5. Create the slash command
~/.claude/commands/gemini.md
---
allowed-tools:
- Bash(gemini:*)
- Bash(~/.claude/bin/gemini-clean:*)
- Bash(rm /tmp/gemini-*:*)
- Bash(pngpaste:*)
- Glob
- Grep
- Edit
description: Launch Gemini 3 Pro for visual analysis, UI/UX, or research
---
Invoke Gemini 3 Pro for visual/multimodal tasks.
## Steps:
1. **Check for visual input:**
- If user mentions screenshot/image/clipboard:
```bash
TIMESTAMP=$(date +%s) && pngpaste /tmp/gemini-${TIMESTAMP}.png
```
2. **Gather context** from relevant project files
3. **Execute:**
```bash
~/.claude/bin/gemini-clean \
--model gemini-3-pro-preview \
-p "$(cat ~/.claude/gemini-prompt.md)
PROJECT: [project name]
CONTEXT: [relevant context]
[If image:]
IMAGE: @/tmp/gemini-xxx.png
USER_REQUEST: [request]" \
--output-format json
```
4. **Determine action:**
- Apply directly if: "fix", "change", "update", "make"
- Return analysis if: "review", "analyze", "suggest"
5. **Apply or return results**
6. **Cleanup temp files**
USER REQUEST: $*
Usage
Visual analysis with clipboard:
# Copy screenshot, then:
/gemini fix the alignment issues in this screenshot
UI generation:
/gemini create a pricing table component matching our design system
Architecture/research:
/gemini analyze the trade-offs between SSR and SSG for this project
/gemini compare event sourcing vs CRUD for our audit requirements
Deep analysis:
/gemini review the error handling patterns across this codebase
/gemini what are the security implications of this auth flow
How It Works
The key is Gemini CLI’s @ syntax for images:
gemini -p "Analyze this: @/tmp/screenshot.png" --output-format json
The pngpaste command grabs images from your clipboard:
pngpaste /tmp/screenshot.png
Combined with Claude Code’s slash commands, you get a seamless workflow where tasks are routed to the right model automatically.

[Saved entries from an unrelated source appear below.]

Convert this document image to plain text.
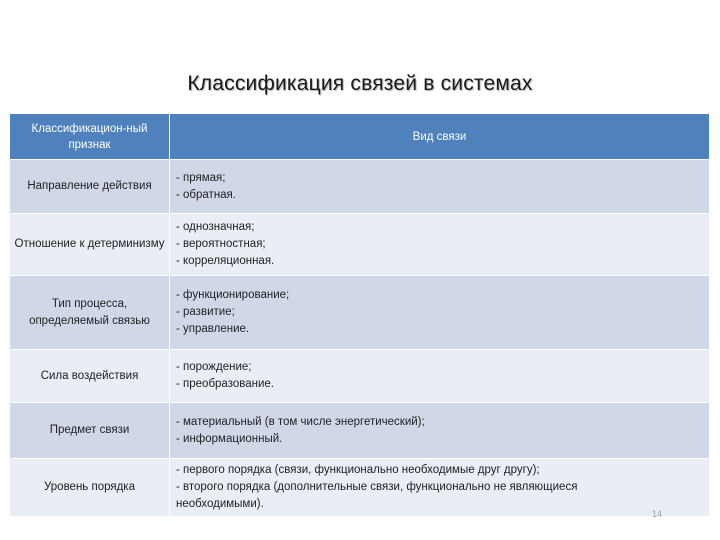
Классификация связей в системах
Классификацион-ный признак	Вид связи
Направление действия	- прямая;
- обратная.

Отношение к детерминизму	- однозначная;
- вероятностная;
- корреляционная.

Тип процесса, определяемый связью	- функционирование;
- развитие;
- управление.

Сила воздействия	- порождение;
- преобразование.

Предмет связи	- материальный (в том числе энергетический);
- информационный.

Уровень порядка	- первого порядка (связи, функционально необходимые друг другу);
- второго порядка (дополнительные связи, функционально не являющиеся
необходимыми).
14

— The hybrid approachUse Claude for what Claude does best. Use Gemini for what Gemini does best. The slash command handles the routing.
Lessons Learned
-
Gemini 3 Pro’s visual understanding is genuinely good: It rebuilt an entire landing page and measurably improved the UX, design, and aesthetic in one shot. It also caught spacing issues and suggested specific CSS fixes from screenshots alone.
-
The non-MCP approach is simpler: Just spawn the CLI and pipe back results. No server configuration needed.
-
Clipboard integration is essential: Without
pngpaste, you’d have to manually save screenshots to files. The extra friction kills the workflow. -
Bias toward action: The slash command applies fixes directly when the intent is clear. Asking for approval on every change slows you down.
Try It
- Install the dependencies (Gemini CLI, pngpaste)
- Create the three files above
- Copy a screenshot and run
/gemini fix the visual issues in this screenshot
You could implement this as a skill that auto-activates when you mention visual keywords or edit UI files. But slash commands give explicit control over when to spawn an external model - which makes sense for this workflow. See my post on the skills controllability problem for when each pattern fits.
Different models, different strengths, one workflow.